'You see he is tired,' said Vernon, 'poor fellow, and for the first time in his life in need of a pretty phrase.'

'Not at all,' said Desvœux, with imperturbable good-nature; 'I am constantly at a loss, like the rest of the world, for words to tell Mrs. Vernon how much we all admire her. It is only fair that the person who inspires the sentiment should assist us to express it.'

'But,' cried Maud, 'you are forgetting poor me. Who is to take care of me, if you please, in the balls of the future?'

'Yes, Felicia,' said Vernon, 'you cannot abdicate just yet, I fear. As for me, I feel already far too old.'

'Then,' cried Desvœux, 'you must look at General Beau and learn that youth is eternal. How nice it is to see him adoring Mrs. Vereker, and to remember that we, too, may be adored some thirty years to come!'

'Beau's manner is very compromising,' said Vernon; 'it is a curious trick. His first object, when he likes a lady, is to endanger her reputation.'

'Yes,' answered Desvœux, 'he leads her with a serious air to a sofa or hides himself with her in a balcony; looks gravely into her eyes and says, "How hot it has been this afternoon!" or something equally interesting; and all the world thinks that he is asking her to elope at least.'

'His manners appear to me to be insufferable,' Felicia said, in her loftiest style; 'just the sort of familiarity that breeds contempt.'

'Poor fellow!' said Desvœux, who knew perfectly that Felicia's observations were half-intended for himself, 'it is all his enthusiasm.

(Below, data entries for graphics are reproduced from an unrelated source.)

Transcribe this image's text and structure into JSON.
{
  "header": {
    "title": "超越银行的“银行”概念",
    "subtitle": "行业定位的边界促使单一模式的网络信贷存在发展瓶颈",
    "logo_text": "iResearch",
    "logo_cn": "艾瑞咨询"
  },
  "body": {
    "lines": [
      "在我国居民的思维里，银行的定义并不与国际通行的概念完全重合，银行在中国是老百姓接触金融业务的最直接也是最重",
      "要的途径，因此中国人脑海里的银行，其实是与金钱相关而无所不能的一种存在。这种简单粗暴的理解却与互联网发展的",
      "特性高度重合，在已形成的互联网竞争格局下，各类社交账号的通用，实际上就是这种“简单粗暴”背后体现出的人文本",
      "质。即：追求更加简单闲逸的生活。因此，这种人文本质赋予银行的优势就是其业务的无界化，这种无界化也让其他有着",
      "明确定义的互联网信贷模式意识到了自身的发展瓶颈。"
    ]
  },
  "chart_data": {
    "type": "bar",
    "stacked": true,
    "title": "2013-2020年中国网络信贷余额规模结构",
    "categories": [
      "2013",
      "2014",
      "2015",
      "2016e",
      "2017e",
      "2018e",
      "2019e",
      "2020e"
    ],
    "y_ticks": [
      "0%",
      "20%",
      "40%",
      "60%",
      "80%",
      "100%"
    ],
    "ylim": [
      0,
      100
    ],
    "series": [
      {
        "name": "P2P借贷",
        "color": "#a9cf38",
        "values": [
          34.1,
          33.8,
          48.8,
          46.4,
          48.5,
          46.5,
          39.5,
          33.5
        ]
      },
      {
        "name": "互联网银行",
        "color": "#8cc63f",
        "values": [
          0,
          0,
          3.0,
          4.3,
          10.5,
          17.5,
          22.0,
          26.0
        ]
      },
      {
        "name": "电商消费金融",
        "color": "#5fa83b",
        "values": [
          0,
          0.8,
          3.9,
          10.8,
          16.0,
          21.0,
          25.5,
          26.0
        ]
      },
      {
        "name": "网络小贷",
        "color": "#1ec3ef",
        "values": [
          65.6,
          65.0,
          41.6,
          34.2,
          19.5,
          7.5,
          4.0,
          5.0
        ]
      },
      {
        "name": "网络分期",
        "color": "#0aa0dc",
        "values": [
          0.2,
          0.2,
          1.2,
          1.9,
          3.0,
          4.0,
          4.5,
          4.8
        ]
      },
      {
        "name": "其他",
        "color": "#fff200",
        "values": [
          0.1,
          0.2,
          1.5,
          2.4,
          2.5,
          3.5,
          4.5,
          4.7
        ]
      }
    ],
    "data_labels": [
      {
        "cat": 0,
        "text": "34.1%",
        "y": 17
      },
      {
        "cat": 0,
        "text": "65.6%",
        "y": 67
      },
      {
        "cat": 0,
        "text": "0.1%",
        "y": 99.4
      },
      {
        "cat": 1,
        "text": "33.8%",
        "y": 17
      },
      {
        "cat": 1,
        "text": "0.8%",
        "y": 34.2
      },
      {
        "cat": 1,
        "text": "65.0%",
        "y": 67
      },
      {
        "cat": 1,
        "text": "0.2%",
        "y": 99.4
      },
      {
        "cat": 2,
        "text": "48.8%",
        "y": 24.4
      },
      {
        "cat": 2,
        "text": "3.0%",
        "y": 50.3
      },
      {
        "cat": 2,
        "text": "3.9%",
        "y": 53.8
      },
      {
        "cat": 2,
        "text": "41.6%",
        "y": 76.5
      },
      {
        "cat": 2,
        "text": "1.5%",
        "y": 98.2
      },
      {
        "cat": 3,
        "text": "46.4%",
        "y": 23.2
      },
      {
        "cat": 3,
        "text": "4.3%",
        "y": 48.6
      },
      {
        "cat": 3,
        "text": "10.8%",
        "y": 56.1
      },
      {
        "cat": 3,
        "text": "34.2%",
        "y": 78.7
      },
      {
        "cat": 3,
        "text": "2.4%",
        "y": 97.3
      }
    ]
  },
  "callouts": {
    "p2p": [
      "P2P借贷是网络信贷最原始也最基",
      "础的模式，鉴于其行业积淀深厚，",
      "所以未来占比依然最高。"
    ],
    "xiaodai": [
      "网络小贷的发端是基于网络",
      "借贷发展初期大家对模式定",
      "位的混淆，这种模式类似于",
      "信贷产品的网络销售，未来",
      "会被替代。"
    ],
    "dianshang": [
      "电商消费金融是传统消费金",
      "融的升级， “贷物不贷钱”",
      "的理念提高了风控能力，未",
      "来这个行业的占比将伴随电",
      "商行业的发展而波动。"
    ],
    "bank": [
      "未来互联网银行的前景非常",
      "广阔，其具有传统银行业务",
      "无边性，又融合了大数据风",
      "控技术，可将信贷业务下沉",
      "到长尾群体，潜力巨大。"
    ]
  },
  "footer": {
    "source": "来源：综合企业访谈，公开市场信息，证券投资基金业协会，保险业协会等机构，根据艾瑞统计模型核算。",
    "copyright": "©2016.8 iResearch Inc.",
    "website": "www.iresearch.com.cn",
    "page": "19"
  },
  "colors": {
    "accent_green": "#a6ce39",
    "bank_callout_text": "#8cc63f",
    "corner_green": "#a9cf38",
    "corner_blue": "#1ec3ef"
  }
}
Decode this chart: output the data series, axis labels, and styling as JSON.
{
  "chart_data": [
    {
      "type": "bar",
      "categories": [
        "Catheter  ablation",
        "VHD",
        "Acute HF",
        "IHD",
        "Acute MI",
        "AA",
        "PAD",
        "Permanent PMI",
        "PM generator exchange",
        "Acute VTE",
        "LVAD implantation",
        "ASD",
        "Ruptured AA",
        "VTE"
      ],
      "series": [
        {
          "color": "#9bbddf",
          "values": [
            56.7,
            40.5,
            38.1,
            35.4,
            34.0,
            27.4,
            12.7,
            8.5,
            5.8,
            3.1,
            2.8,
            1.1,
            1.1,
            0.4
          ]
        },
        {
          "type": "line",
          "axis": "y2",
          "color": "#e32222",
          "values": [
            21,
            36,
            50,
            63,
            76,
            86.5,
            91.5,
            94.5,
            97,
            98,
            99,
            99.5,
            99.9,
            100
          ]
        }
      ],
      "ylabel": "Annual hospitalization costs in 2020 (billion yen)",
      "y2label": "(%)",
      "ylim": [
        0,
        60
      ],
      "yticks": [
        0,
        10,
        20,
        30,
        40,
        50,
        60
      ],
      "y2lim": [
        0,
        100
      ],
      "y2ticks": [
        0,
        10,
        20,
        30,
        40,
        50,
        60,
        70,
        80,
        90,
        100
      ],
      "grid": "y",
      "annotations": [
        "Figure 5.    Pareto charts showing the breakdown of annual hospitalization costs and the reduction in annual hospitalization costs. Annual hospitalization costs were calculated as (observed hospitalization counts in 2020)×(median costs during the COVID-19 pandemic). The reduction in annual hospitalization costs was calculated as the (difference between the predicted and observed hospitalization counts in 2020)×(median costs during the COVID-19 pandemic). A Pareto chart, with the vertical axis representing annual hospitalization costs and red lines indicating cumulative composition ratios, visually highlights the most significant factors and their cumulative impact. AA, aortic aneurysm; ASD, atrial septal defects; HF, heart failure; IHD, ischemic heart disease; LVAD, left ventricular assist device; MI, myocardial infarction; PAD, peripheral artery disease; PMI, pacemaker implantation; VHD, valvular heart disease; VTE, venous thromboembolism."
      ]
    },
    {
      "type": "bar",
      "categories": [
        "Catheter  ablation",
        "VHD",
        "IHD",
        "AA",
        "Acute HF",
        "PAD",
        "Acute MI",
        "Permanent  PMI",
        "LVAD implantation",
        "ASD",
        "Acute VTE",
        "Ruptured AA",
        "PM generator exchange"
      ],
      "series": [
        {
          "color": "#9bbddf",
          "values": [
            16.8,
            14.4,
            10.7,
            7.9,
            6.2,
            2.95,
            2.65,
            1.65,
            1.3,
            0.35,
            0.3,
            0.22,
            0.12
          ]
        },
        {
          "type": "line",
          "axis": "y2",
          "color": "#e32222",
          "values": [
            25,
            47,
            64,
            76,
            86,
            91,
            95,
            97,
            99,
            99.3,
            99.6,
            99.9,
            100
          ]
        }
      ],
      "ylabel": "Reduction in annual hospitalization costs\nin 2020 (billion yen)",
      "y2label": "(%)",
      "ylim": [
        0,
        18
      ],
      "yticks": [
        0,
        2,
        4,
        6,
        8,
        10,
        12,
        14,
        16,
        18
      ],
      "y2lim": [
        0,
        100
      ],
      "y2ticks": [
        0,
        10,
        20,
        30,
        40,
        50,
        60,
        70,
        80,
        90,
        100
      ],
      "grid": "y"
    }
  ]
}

He is as proud of every fresh flirtation as if it were a new experience—like a young hen that has just laid its first egg. He always seems to me to be chuckling and crowing to the universe, "Behold! heaven and earth! I have hatched another scandal." Now,' he added, 'Miss Vernon, if ever you and I had a flirtation we should not wish all the world to "assist," as the French people say, should we? People might suspect our devotion, and guess and gossip; but there would not be this revolting matter-of-fact publicity; and we should be for ever putting people off the scent: I should still look into the Misses Blunt's eyes, still dance a state quadrille with their mamma, still talk to Mrs. Vereker about the stars, still feel the poetry of Miss Fotheringham's new Paris dresses: you would continue to fascinate mankind at large; only we two between ourselves should know how mutually broken-hearted we had become.'

'That is a contingency,' Felicia said, in a manner which Desvœux understood as a command to abandon the topic, which, happily, there is no need to discuss.' The conversation turned to something else; but Felicia made up her mind more than ever that their visitor was a very impertinent fellow, and more than ever resolved to guard Maud's heart from every form of attack which he could bring to bear against it. No protection could, she felt, be half so satisfactory as the counter-attraction of a lover who would be everything that Desvœux was not, and whom all the world acknowledged to be alike sans peur and sans reproche.